The transport writer and long-time HS2 critic Christian Wolmar believes that, far from attracting jobs away from London, high-speed trains are more likely to encourage London-based businesses to close regional offices once Manchester and Leeds are reachable in just over an hour.
I’ve never underestimated the capacity of politicians to do the wrong thing for people, so I shouldn’t be surprised that they have even less regard for woodpeckers, butterflies and orchids. Their crackpot scheme will make a mockery of half a century of nature conservation in the UK.
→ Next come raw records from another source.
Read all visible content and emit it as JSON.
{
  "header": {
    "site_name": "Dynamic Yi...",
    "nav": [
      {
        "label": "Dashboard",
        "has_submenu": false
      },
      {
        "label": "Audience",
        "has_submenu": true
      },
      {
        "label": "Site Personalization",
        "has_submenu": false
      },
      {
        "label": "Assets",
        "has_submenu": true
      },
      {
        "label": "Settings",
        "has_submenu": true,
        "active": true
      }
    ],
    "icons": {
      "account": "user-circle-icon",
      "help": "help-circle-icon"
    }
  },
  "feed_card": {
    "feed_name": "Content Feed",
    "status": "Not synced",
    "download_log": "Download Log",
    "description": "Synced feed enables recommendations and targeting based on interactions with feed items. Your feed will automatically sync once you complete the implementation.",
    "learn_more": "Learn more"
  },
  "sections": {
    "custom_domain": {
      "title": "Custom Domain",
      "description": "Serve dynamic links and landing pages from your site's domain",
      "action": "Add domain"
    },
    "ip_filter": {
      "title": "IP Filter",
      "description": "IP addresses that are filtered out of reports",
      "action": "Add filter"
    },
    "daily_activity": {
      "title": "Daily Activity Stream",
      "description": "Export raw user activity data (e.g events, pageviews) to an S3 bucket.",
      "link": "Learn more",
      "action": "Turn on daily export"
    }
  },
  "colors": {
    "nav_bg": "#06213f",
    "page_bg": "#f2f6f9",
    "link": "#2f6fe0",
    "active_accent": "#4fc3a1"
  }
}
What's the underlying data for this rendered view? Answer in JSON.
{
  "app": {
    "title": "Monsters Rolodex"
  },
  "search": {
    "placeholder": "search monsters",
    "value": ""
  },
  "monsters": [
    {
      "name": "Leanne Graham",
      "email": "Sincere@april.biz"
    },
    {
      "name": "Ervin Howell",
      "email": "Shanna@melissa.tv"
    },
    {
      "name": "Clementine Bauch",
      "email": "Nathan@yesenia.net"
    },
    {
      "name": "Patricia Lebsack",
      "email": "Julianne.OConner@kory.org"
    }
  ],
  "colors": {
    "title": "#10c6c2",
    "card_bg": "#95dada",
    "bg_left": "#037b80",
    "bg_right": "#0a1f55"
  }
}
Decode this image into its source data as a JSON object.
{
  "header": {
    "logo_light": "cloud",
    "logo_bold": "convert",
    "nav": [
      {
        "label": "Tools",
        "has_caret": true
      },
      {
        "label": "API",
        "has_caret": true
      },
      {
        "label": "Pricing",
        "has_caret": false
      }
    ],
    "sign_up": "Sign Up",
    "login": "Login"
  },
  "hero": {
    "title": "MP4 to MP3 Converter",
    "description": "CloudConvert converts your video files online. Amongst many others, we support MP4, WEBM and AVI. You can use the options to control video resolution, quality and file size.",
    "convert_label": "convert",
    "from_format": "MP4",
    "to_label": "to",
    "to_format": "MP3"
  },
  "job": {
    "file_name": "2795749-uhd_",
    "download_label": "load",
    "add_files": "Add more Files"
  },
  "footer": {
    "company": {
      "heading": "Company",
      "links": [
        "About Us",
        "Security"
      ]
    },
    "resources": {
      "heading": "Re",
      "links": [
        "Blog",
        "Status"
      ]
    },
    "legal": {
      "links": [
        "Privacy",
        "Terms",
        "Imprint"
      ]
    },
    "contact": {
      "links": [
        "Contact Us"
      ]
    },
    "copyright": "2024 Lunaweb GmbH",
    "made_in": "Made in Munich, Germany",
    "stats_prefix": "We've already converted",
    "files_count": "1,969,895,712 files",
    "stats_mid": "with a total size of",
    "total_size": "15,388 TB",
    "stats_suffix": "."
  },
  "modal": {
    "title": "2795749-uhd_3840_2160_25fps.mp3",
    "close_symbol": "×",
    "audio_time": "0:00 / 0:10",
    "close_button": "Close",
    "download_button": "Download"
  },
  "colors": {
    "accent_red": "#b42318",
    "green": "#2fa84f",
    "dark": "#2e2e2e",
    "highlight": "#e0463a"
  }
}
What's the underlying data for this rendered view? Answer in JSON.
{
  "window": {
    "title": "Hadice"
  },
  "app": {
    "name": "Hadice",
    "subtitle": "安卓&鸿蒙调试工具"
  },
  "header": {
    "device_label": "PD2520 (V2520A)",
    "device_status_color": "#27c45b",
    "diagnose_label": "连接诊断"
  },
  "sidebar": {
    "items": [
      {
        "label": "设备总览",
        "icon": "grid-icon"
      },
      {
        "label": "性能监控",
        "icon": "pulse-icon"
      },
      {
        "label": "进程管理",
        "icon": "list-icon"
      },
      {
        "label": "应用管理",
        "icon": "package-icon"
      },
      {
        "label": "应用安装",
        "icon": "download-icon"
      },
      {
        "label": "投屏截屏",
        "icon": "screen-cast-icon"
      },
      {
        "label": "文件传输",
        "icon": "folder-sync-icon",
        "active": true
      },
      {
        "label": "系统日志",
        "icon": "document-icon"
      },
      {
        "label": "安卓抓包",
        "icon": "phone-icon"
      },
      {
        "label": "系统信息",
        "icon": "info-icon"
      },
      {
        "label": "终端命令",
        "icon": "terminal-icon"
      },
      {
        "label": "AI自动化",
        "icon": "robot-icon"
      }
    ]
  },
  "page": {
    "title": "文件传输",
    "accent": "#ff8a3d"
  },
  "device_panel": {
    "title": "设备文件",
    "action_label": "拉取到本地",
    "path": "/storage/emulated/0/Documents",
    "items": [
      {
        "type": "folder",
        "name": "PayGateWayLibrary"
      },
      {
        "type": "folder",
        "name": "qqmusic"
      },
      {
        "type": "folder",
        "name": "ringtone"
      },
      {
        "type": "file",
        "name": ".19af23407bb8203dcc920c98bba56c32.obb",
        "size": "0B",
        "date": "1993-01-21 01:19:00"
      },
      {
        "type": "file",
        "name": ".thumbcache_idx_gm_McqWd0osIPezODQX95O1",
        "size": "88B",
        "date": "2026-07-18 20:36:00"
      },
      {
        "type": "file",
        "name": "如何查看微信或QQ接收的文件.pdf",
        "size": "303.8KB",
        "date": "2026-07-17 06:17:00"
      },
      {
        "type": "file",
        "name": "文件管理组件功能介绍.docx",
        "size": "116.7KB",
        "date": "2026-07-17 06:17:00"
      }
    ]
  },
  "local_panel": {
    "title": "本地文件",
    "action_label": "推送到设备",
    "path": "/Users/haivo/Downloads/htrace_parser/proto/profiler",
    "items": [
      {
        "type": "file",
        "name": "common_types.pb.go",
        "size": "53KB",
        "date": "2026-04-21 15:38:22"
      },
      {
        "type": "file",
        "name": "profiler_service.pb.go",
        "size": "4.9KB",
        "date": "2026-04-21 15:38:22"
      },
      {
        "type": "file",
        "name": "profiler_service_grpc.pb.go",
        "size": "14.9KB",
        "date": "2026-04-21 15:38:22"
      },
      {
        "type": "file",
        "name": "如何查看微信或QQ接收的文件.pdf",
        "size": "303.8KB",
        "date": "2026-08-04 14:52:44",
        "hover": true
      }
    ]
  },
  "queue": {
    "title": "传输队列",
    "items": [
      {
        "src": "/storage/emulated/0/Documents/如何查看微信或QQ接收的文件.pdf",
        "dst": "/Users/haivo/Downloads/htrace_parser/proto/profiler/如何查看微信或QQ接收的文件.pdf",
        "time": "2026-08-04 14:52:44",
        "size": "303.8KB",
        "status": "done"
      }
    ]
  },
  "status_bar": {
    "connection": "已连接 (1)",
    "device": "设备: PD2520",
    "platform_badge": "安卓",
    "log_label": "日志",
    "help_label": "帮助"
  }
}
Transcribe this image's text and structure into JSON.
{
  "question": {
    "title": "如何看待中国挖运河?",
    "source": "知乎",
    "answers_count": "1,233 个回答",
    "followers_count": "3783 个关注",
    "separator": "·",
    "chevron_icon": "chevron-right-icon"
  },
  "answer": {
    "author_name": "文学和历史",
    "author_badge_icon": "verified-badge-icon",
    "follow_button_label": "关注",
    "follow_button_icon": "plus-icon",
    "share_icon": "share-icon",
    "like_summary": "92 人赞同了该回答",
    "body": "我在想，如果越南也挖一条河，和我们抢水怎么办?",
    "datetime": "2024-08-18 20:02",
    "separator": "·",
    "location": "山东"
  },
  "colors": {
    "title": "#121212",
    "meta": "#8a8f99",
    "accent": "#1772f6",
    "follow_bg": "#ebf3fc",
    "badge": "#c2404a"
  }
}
I don’t know if you’ve checked the map to see where this line goes but it’s worth having a look on the Woodland Trust’s website. The Trust, in fact, is still in a state of shock at the scale of woodland facing destruction, following details of the HS2 phase 2b from Crewe to Manchester and the West Midlands to Leeds being revealed in October. The amount of ancient woods to be lost is double what had been expected.
Many of the trees that will be felled are well over a century old. If you find their loss abhorrent you can register your objection with HS2 through the Trust’s website before 21 December.